Teen suicide: What parents need to know
Suicide attempts among teens has been on an upward trend since the pandemic, especially among girls. Therapist Amanda Storm shared risk factors, warnings signs, prevention strategies and actions to help you support your teen.
What factors put teens at a higher risk for suicide?
- History of mental health or substance abuse
- Stressful life events – bullying, a recent loss, a divorce, pandemic, etc.
- Family history of mental illness
- Family history of suicide
- Abuse in any form – physical, sexual, emotional or witness to domestic violence
- Past suicide attempts or self-harm behaviors
- Access to a gun
- Exposure to suicidal behaviors in others including peers, community members, family members, etc.
- Sleeplessness or insomnia
- Irritability or agitation
What warning signs should you look for in your teen?
- Decreased interest in appearance
- Increased isolation
- Giving away treasured possessions and things important to them
- Lessened interest in activities they previously enjoyed
- Changes in eating habits
- Changes in sleeping habits
- Substance abuse
- Obsession with death and dying
- Declining grades and less interest in academic achievements
- Verbalizing the desire to die or alluding to how things will be easier without them
- Seems numb and is less impacted by positive praise or other rewards that motivated them in the past
How can you prevent teen suicide?
- Keep weapons, medication and other potential weapons locked up and not easily accessible to your teen. This includes guns, knives, ropes, etc.
- Make sure you get help for mental health and substance abuse problems when you see the early signs. This will give your teen added support and provide them with another person to check in on them.
- Stay connected to your teen. Listen without judgment and attempt to provide a place they can talk openly without criticism or problem solving.
- Stay connected with other parents. Make sure to develop relationships with the parents of your teen’s closest friends. Talk often and openly without judgement or criticism. The goal is to keep them all safe.
- Encourage your teen to speak up if they are worried about their friend’s mental health.
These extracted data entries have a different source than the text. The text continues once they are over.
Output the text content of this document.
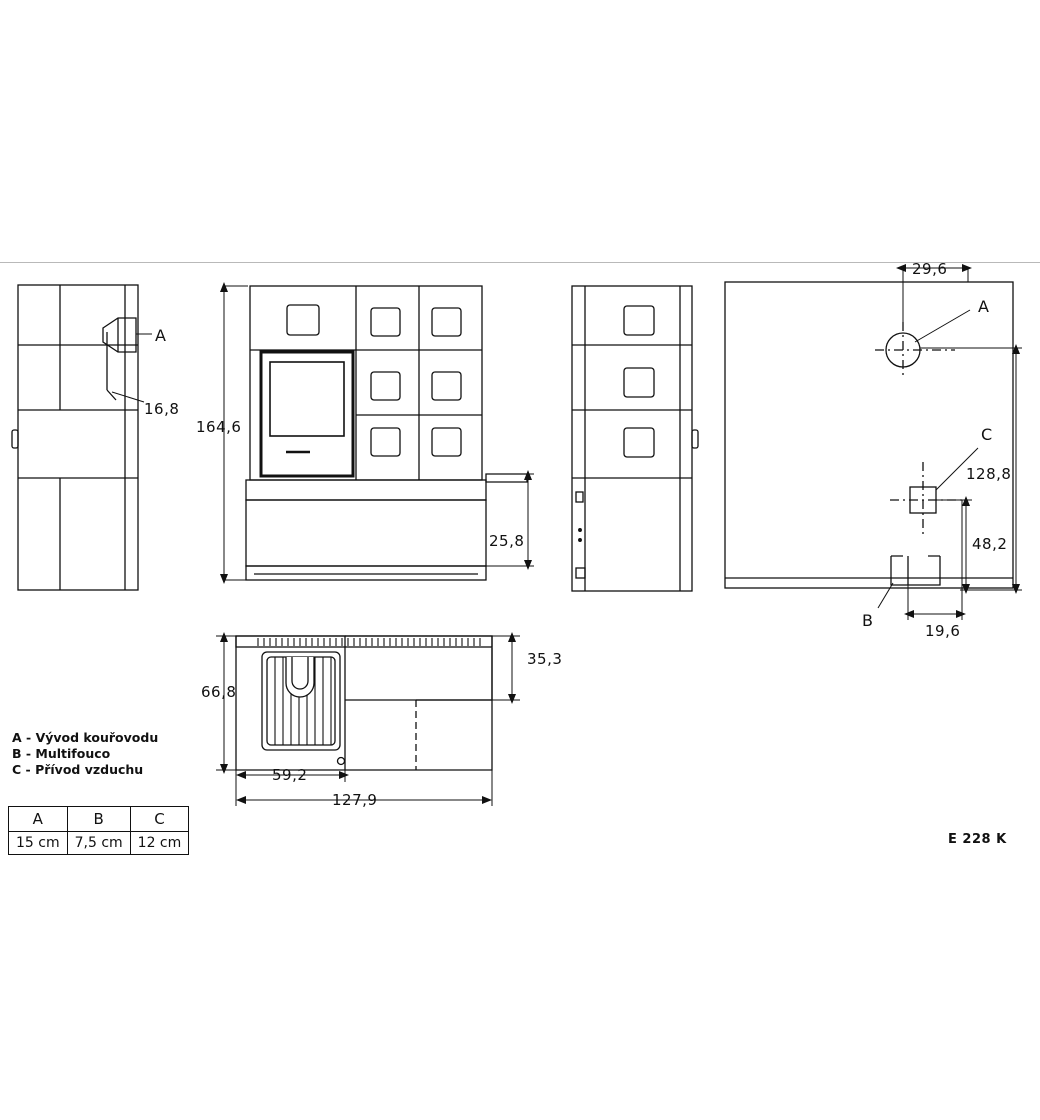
A
16,8
164,6
25,8
29,6
A
C
B
128,8
48,2
19,6
66,8
35,3
59,2
127,9
A - Vývod kouřovodu
B - Multifouco
C - Přívod vzduchu
A	B	C
15 cm	7,5 cm	12 cm	E 228 K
- Stay informed of resources that are available in your community like support groups, suicide hotlines, crisis response teams and other resources you can use. Be sure to inform other parents about available resources as well.
What should you do if you are worried about your teen’s mental health?
- Provide a safe and reassuring place for them to talk openly and express their feelings.
- Connect your child with a mental health provider.
- Check in with other trusted adults that may be close to your teen to ask about any changes in behavior or other signs of distress.
- Ask them questions directly – Are you having unsafe thoughts? Are you feeling hopeless? Are you afraid that things will not get better? Talking about suicide is not a risk factor or cause of suicide. Do not be afraid to be honest about your concerns. Most teens will speak honestly about these thoughts and want to get help.
- If you feel your child is at risk for suicide, please take them to the closest emergency room for an immediate assessment.
“We all have a responsibility to work together to identify teens at risk for suicide. Increasing education and knowledge regarding teen suicide is our first step toward connecting teens to the services they need and preventing suicide,” said Storm.